«То, чего ты ищешь, не существует. Ты бы с большим удовольствием ступил на зачарованную землю с блаженными видениями радикальной трансформации этого несуществующего „я“ в состояние, вызываемое некими чарующими фразами».
Таким образом, Юджи Кришнамурти только усугубил смутное разочарование, с которым я боролся годами. Ходили слухи, что любое упоминание о Джидду Кришнамурти приводило его в ярость, но, как позже заметил Юджи, «старик» (так он иногда называл Джидду Кришнамурти) говорил, что если такая штука случится, то она окажется потрясением для всего организма до самого последнего нерва, до последней клетки, а это именно то, что случилось с ним. Можно только догадываться, какова на самом деле была роль Джидду Кришнамурти. Вне всякого сомнения, он был блестящим духовным учителем, но Юджи говорил, что произошедшее с ним оказалось для его системы шоком такой силы, что подготовиться к нему было невозможно. Джидду Кришнамурти говорил о «возлюбленном» и «ином», когда описывал красоту созерцания одинокого дерева, наблюдения за облаками и слушания журчания реки. Юджи резко реагировал на такие сантименты:
«Для человека, ожидающего чего-либо подобного, это будет катастрофой!»

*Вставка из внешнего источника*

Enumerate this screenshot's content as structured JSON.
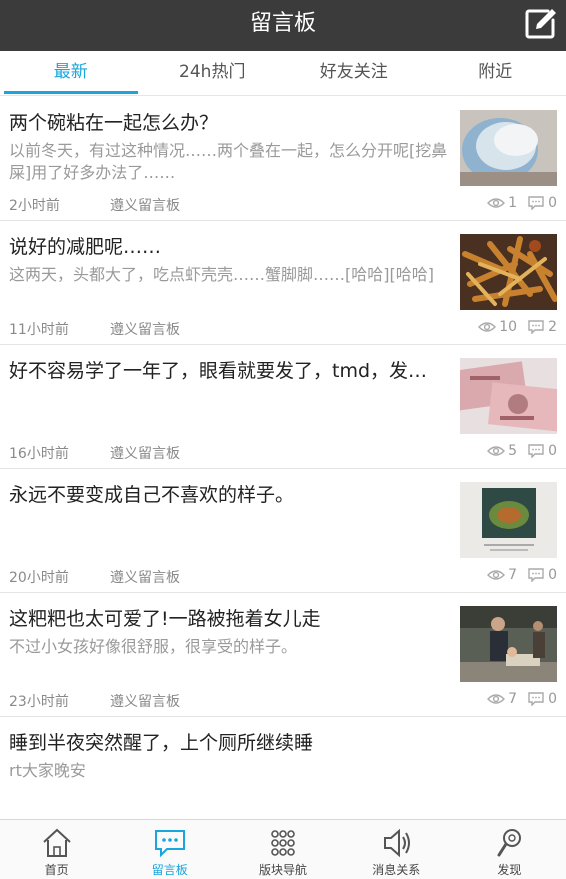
{
  "header": {
    "title": "留言板"
  },
  "tabs": [
    {
      "label": "最新",
      "active": true
    },
    {
      "label": "24h热门",
      "active": false
    },
    {
      "label": "好友关注",
      "active": false
    },
    {
      "label": "附近",
      "active": false
    }
  ],
  "posts": [
    {
      "title": "两个碗粘在一起怎么办？",
      "excerpt": "以前冬天，有过这种情况……两个叠在一起，怎么分开呢[挖鼻屎]用了好多办法了……",
      "time": "2小时前",
      "board": "遵义留言板",
      "views": "1",
      "comments": "0",
      "thumb": "bowls"
    },
    {
      "title": "说好的减肥呢……",
      "excerpt": "这两天，头都大了，吃点虾壳壳……蟹脚脚……[哈哈][哈哈]",
      "time": "11小时前",
      "board": "遵义留言板",
      "views": "10",
      "comments": "2",
      "thumb": "food"
    },
    {
      "title": "好不容易学了一年了，眼看就要发了，tmd，发…",
      "excerpt": "",
      "time": "16小时前",
      "board": "遵义留言板",
      "views": "5",
      "comments": "0",
      "thumb": "money"
    },
    {
      "title": "永远不要变成自己不喜欢的样子。",
      "excerpt": "",
      "time": "20小时前",
      "board": "遵义留言板",
      "views": "7",
      "comments": "0",
      "thumb": "book"
    },
    {
      "title": "这粑粑也太可爱了!一路被拖着女儿走",
      "excerpt": "不过小女孩好像很舒服，很享受的样子。",
      "time": "23小时前",
      "board": "遵义留言板",
      "views": "7",
      "comments": "0",
      "thumb": "street"
    },
    {
      "title": "睡到半夜突然醒了，上个厕所继续睡",
      "excerpt": "rt大家晚安",
      "time": "",
      "board": "",
      "views": "",
      "comments": "",
      "thumb": ""
    }
  ],
  "bottom_nav": [
    {
      "label": "首页",
      "icon": "home-icon",
      "active": false
    },
    {
      "label": "留言板",
      "icon": "message-board-icon",
      "active": true
    },
    {
      "label": "版块导航",
      "icon": "grid-icon",
      "active": false
    },
    {
      "label": "消息关系",
      "icon": "speaker-icon",
      "active": false
    },
    {
      "label": "发现",
      "icon": "discover-icon",
      "active": false
    }
  ],
  "colors": {
    "accent": "#1aa5dd",
    "header_bg": "#3b3b3b"
  }
}
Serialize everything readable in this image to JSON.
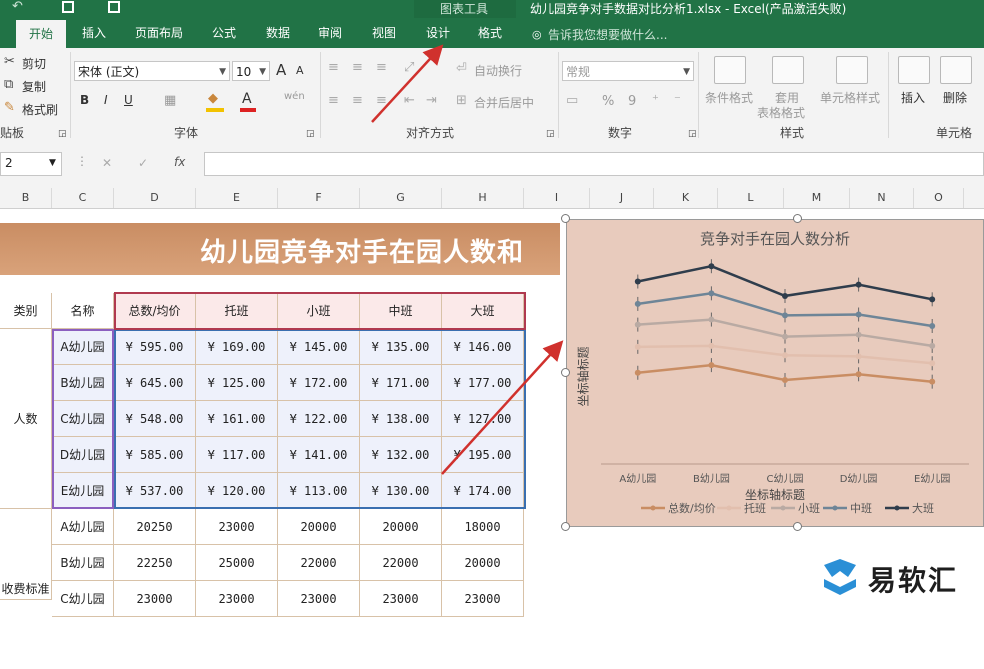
{
  "app": {
    "quick_access_hint": "",
    "chart_tools_label": "图表工具",
    "window_title": "幼儿园竞争对手数据对比分析1.xlsx - Excel(产品激活失败)"
  },
  "tabs": [
    {
      "label": "开始",
      "active": true
    },
    {
      "label": "插入"
    },
    {
      "label": "页面布局"
    },
    {
      "label": "公式"
    },
    {
      "label": "数据"
    },
    {
      "label": "审阅"
    },
    {
      "label": "视图"
    },
    {
      "label": "设计"
    },
    {
      "label": "格式"
    }
  ],
  "tell_me": "告诉我您想要做什么...",
  "ribbon": {
    "clipboard": {
      "cut": "剪切",
      "copy": "复制",
      "format_painter": "格式刷",
      "group": "贴板"
    },
    "font": {
      "name": "宋体 (正文)",
      "size": "10",
      "grow": "A",
      "shrink": "A",
      "bold": "B",
      "italic": "I",
      "underline": "U",
      "color_a": "A",
      "wen": "wén",
      "group": "字体"
    },
    "alignment": {
      "wrap": "自动换行",
      "merge": "合并后居中",
      "group": "对齐方式"
    },
    "number": {
      "format": "常规",
      "percent": "%",
      "comma": "9",
      "group": "数字"
    },
    "styles": {
      "conditional": "条件格式",
      "table1": "套用",
      "table2": "表格格式",
      "cell_styles": "单元格样式",
      "group": "样式"
    },
    "cells": {
      "insert": "插入",
      "delete": "删除",
      "group": "单元格"
    }
  },
  "formula_bar": {
    "name_box": "2",
    "cancel": "✕",
    "enter": "✓",
    "fx": "fx",
    "value": ""
  },
  "columns": [
    "B",
    "C",
    "D",
    "E",
    "F",
    "G",
    "H",
    "I",
    "J",
    "K",
    "L",
    "M",
    "N",
    "O"
  ],
  "sheet": {
    "banner": "幼儿园竞争对手在园人数和",
    "header": [
      "类别",
      "名称",
      "总数/均价",
      "托班",
      "小班",
      "中班",
      "大班"
    ],
    "group1_label": "人数",
    "group2_label": "收费标准",
    "rows_money": [
      {
        "name": "A幼儿园",
        "vals": [
          "¥ 595.00",
          "¥ 169.00",
          "¥ 145.00",
          "¥ 135.00",
          "¥ 146.00"
        ]
      },
      {
        "name": "B幼儿园",
        "vals": [
          "¥ 645.00",
          "¥ 125.00",
          "¥ 172.00",
          "¥ 171.00",
          "¥ 177.00"
        ]
      },
      {
        "name": "C幼儿园",
        "vals": [
          "¥ 548.00",
          "¥ 161.00",
          "¥ 122.00",
          "¥ 138.00",
          "¥ 127.00"
        ]
      },
      {
        "name": "D幼儿园",
        "vals": [
          "¥ 585.00",
          "¥ 117.00",
          "¥ 141.00",
          "¥ 132.00",
          "¥ 195.00"
        ]
      },
      {
        "name": "E幼儿园",
        "vals": [
          "¥ 537.00",
          "¥ 120.00",
          "¥ 113.00",
          "¥ 130.00",
          "¥ 174.00"
        ]
      }
    ],
    "rows_fee": [
      {
        "name": "A幼儿园",
        "vals": [
          "20250",
          "23000",
          "20000",
          "20000",
          "18000"
        ]
      },
      {
        "name": "B幼儿园",
        "vals": [
          "22250",
          "25000",
          "22000",
          "22000",
          "20000"
        ]
      },
      {
        "name": "C幼儿园",
        "vals": [
          "23000",
          "23000",
          "23000",
          "23000",
          "23000"
        ]
      }
    ]
  },
  "chart_data": {
    "type": "line",
    "title": "竞争对手在园人数分析",
    "xlabel": "坐标轴标题",
    "ylabel": "坐标轴标题",
    "categories": [
      "A幼儿园",
      "B幼儿园",
      "C幼儿园",
      "D幼儿园",
      "E幼儿园"
    ],
    "stacked": true,
    "error_bars": true,
    "legend_position": "bottom",
    "series": [
      {
        "name": "总数/均价",
        "color": "#c98d63",
        "values": [
          595,
          645,
          548,
          585,
          537
        ]
      },
      {
        "name": "托班",
        "color": "#e2bfae",
        "values": [
          169,
          125,
          161,
          117,
          120
        ]
      },
      {
        "name": "小班",
        "color": "#b9aaa3",
        "values": [
          145,
          172,
          122,
          141,
          113
        ]
      },
      {
        "name": "中班",
        "color": "#6e8597",
        "values": [
          135,
          171,
          138,
          132,
          130
        ]
      },
      {
        "name": "大班",
        "color": "#2f3d4c",
        "values": [
          146,
          177,
          127,
          195,
          174
        ]
      }
    ]
  },
  "watermark": {
    "text": "易软汇"
  }
}
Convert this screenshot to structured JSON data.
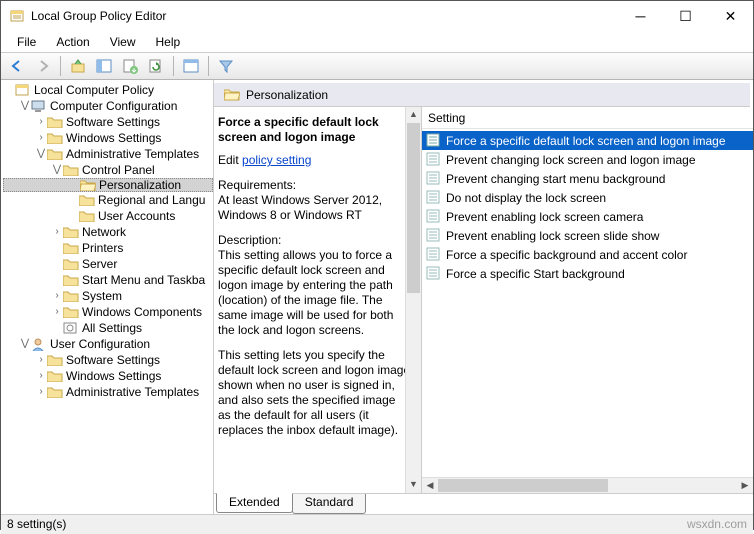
{
  "window": {
    "title": "Local Group Policy Editor"
  },
  "menu": {
    "file": "File",
    "action": "Action",
    "view": "View",
    "help": "Help"
  },
  "tree": {
    "root": "Local Computer Policy",
    "cc": "Computer Configuration",
    "ss": "Software Settings",
    "ws": "Windows Settings",
    "at": "Administrative Templates",
    "cp": "Control Panel",
    "pers": "Personalization",
    "rl": "Regional and Langu",
    "ua": "User Accounts",
    "net": "Network",
    "prn": "Printers",
    "srv": "Server",
    "smt": "Start Menu and Taskba",
    "sys": "System",
    "wc": "Windows Components",
    "allset": "All Settings",
    "uc": "User Configuration",
    "uss": "Software Settings",
    "uws": "Windows Settings",
    "uat": "Administrative Templates"
  },
  "crumb": {
    "title": "Personalization"
  },
  "desc": {
    "title": "Force a specific default lock screen and logon image",
    "edit_prefix": "Edit ",
    "edit_link": "policy setting ",
    "req_h": "Requirements:",
    "req_b": "At least Windows Server 2012, Windows 8 or Windows RT",
    "desc_h": "Description:",
    "desc_b1": "This setting allows you to force a specific default lock screen and logon image by entering the path (location) of the image file. The same image will be used for both the lock and logon screens.",
    "desc_b2": "This setting lets you specify the default lock screen and logon image shown when no user is signed in, and also sets the specified image as the default for all users (it replaces the inbox default image)."
  },
  "list": {
    "header": "Setting",
    "items": [
      "Force a specific default lock screen and logon image",
      "Prevent changing lock screen and logon image",
      "Prevent changing start menu background",
      "Do not display the lock screen",
      "Prevent enabling lock screen camera",
      "Prevent enabling lock screen slide show",
      "Force a specific background and accent color",
      "Force a specific Start background"
    ]
  },
  "tabs": {
    "ext": "Extended",
    "std": "Standard"
  },
  "status": {
    "left": "8 setting(s)",
    "right": "wsxdn.com"
  }
}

Юджи говорил, что вы даже дерево не можете увидеть, а если вы его всё-таки хоть раз увидите, то свалитесь замертво. Джидду Кришнамурти был специалистом по изучению работы ума, разоблачая ограниченность мысли с поразительной ясностью, но эффект слов Юджи был ещё более глубоким. Юджи был грубым, яростным и прямым, но эффект был глубже, чище и тоньше, чем я полагал поначалу. Я думал, что видел ограниченность мысли, но определённые моменты, касающиеся образа жизни Джидду Кришнамурти и его подхода, ставшие очевидными благодаря Юджи, я раньше даже не замечал. Было даже неловко за свою легковерность. В том, что говорил Юджи, не было никакой поэзии. Он старался полностью убрать всякий налёт таинственности.
«Это одна из причин, почему я выражаю это чистыми и простыми физическими и физиологическими терминами. В этом нет никакого психологического содержания, никакого мистического содержания, никаких религиозных подтекстов, на мой взгляд. Я должен сказать это, и мне всё равно, принимаете вы это или нет, это не имеет для меня никакого значения».
Несмотря на то что я был сильно впечатлён, правда также и то, что я был несколько напуган. Отдельные отрывки были просто мрачными. До сих пор мне не приходилось сталкиваться ни с одним учителем, философом или гуру, который бы так смело отрицал инструменты собственной торговли. Его равнодушие к системе, истории, священным писаниям и системе ценностей в духовной практике ощущалось как пощёчина. Джидду Кришнамурти намекал на что-то подобное, но при этом постоянно держал вас за руку и продвигался вперёд так чертовски медленно, что вы почти засыпали. Юджи продолжал движение независимо от того, нравилось вам это или нет. Он-то уж точно не уговаривал слушателя «следовать вместе с ним», наоборот…
«Понимать нечего, каким-то образом это понимание уже есть. Как оно случилось — никто не знает, и нет никакой возможности заставить вас это увидеть. Вы спрашиваете: „Почему ты говоришь?“ Вы приходите сюда (вот почему)».
После встречи с Джидду Кришнамурти у меня осталось ощущение, что ограниченное «я» могло коснуться чего-то безграничного. Он говорил, что это невозможно, но при этом возникало отчётливое чувство, что сам он находится в постоянном контакте с безграничным. А затем, «взяв нас за руку», он продолжал сбрасывать подобных мне ищущих леммингов с утёса самоисследования в пустоту «невыбирающего осознавания» — эшеровский лабиринт замкнутых разочарований.
Юджи отрицал существование «я» в каком-либо другом виде, кроме как в грамматической форме.
«Существует только местоимение первого лица единственного числа! Я не вижу там никакого „я“!»
Чтение Юджи Кришнамурти вызывало во мне множество ощущений: от восторга до холодного пота, от уныния до надежды. С ещё большей силой я ощутил клаустрофобию, вызываемую тюремной камерой моего «я». Решётки на окнах сознания, освещённые лучом прожектора, в деталях высвечивали картину моей захваченности. Юджи утверждал, что в результате всего произошедшего с ним он чётко увидел, что любые религиозные и духовные стремления являются причиной, а не решением человеческих страданий.